Josée 23/01/2007 10:55

ah ben dis donc moi qui suis bretonne je n'en mêne pas large en lisant cette histoire.... en Bretagne on dirait de cet homme qui braille parce que l'autre s'asseoit à l'extérieur de chez lui sur qques cm de muret que c'est  "un plouc"

kéline 21/01/2007 15:43

hello Jo,
ça faisait longtemps que je n'étais pas venue te lire.
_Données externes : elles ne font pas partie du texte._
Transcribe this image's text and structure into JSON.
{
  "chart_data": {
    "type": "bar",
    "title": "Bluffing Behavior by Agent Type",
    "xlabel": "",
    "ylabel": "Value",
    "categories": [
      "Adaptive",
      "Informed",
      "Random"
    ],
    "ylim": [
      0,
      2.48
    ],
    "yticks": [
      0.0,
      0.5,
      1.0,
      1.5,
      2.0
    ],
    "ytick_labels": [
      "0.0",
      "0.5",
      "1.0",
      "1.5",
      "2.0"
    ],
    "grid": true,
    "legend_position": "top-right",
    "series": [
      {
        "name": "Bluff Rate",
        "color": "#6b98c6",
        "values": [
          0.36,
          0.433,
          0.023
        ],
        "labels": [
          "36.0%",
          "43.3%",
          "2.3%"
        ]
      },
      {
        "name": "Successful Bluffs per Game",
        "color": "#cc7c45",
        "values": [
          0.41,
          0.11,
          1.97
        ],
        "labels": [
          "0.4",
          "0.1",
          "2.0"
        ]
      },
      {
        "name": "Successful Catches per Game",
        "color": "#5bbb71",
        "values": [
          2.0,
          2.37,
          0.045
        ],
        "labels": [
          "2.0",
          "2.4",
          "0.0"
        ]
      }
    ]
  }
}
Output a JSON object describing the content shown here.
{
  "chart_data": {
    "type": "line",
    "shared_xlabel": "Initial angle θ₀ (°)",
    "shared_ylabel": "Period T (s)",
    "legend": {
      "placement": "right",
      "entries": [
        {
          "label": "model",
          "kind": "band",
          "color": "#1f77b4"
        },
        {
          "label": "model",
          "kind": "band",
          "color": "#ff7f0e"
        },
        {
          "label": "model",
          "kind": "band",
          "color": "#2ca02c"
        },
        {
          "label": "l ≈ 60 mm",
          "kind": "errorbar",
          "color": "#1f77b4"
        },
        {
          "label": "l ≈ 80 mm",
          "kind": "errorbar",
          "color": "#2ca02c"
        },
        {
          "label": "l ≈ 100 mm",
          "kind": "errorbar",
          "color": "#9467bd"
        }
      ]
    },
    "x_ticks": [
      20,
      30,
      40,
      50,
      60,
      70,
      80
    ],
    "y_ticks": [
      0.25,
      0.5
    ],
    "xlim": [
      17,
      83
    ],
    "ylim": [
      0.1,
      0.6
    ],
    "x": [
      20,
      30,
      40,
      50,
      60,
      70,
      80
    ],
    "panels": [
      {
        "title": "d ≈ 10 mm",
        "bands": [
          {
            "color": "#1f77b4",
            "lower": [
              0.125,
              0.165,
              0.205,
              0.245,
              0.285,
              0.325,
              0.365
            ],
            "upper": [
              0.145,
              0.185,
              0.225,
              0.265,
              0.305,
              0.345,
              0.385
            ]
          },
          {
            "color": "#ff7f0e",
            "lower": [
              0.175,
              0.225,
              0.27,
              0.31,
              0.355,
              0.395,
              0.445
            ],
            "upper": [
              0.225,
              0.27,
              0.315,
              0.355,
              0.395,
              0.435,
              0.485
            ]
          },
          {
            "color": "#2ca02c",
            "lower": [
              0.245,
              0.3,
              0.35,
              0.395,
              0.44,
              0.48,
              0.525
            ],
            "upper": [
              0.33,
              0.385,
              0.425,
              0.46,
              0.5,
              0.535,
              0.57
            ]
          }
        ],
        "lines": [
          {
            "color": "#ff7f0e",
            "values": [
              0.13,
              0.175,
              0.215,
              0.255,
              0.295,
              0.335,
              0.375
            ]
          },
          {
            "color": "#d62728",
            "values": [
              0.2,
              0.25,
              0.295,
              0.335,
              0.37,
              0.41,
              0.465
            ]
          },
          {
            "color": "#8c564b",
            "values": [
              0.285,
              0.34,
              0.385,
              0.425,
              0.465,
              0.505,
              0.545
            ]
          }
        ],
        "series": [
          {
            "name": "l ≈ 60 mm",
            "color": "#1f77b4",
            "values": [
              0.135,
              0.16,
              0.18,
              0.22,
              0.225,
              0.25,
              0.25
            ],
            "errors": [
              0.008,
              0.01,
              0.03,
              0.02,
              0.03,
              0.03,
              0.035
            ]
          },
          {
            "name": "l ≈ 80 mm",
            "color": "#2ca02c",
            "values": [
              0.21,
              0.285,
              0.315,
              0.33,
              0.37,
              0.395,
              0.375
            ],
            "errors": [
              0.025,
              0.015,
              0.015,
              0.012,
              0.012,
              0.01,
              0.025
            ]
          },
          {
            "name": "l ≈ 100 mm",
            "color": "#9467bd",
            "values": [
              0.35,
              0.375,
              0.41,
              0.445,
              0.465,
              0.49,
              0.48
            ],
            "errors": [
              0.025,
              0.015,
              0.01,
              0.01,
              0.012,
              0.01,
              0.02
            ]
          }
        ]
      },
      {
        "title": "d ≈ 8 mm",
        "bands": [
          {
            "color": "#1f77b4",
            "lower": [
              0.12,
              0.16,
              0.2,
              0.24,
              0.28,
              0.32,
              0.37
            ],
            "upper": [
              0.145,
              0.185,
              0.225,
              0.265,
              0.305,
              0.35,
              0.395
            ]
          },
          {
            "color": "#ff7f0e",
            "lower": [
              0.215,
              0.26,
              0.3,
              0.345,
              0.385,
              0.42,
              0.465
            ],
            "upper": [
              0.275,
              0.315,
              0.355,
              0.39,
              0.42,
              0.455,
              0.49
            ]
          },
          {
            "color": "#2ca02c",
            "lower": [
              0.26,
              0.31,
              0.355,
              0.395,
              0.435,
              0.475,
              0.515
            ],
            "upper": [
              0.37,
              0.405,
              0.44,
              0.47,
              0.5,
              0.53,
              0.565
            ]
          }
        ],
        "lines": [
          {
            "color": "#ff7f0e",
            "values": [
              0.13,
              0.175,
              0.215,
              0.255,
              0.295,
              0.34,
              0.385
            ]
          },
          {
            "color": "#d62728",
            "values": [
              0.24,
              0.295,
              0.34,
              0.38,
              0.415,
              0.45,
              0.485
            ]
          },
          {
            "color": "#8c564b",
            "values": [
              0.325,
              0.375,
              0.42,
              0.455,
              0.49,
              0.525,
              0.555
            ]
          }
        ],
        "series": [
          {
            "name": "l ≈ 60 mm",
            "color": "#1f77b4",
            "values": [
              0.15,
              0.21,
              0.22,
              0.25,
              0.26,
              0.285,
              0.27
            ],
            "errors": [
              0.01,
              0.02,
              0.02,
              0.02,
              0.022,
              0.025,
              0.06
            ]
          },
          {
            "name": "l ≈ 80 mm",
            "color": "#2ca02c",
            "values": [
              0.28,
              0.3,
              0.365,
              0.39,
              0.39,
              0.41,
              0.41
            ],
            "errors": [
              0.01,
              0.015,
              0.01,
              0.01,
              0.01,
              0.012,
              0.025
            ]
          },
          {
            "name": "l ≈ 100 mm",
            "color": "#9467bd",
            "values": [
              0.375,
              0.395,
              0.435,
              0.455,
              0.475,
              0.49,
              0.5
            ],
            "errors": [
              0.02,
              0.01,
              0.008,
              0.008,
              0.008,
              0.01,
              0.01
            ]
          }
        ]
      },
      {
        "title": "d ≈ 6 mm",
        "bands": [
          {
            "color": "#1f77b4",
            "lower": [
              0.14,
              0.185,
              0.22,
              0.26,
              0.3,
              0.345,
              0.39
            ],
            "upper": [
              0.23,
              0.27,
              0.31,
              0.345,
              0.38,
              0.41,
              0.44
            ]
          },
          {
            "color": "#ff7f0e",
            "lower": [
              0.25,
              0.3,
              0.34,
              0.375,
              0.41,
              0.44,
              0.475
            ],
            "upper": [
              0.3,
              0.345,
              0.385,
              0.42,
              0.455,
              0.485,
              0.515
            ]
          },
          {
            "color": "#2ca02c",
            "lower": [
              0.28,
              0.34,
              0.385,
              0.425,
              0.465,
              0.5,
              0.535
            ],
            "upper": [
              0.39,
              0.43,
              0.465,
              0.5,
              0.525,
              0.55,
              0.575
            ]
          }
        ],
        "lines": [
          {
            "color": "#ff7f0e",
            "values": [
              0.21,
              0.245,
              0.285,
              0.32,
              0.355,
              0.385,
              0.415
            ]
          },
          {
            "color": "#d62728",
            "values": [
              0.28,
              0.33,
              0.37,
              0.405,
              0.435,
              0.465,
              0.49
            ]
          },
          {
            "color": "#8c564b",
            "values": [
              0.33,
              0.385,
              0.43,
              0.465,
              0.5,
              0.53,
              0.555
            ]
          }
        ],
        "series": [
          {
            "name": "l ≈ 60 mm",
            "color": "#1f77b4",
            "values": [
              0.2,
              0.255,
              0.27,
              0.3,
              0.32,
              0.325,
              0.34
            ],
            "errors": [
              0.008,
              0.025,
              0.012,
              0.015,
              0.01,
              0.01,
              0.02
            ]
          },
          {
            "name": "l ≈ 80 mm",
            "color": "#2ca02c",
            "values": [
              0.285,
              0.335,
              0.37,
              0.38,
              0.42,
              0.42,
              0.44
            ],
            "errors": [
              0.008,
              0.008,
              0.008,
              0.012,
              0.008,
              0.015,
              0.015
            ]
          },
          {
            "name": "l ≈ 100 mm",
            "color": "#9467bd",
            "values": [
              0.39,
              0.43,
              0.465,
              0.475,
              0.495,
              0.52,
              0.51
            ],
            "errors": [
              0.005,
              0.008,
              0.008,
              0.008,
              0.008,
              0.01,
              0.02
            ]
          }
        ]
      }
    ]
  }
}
Plaisir de te retrouver.Ton post me rappelle la première fois où venant de ma campagne j'ai entendu une insulte raciste.Tiens je vais en faire un article !  il s'agissait de mon mari qui s'est fait traité de sale youpin à un feu rouge mais il a une carapace telle contre la connerie humaine que franchement ça a glissé sur lui plus aisément que sur moi.

ninette 21/01/2007 13:00

Au hasard de mon errance dans la blogosphère me voilà sur ton blog.... je trouve ton blog trés sympa et ta façon d'écrire trés agréable... Je repasserai sans doute à l'occasion...  Bonne continuation

Michka :0010: 21/01/2007 12:57

Sophie (Ti Taz sur OB) 21/01/2007 11:45

toujours un plaisir de te lire... Bisous et bon dimanche!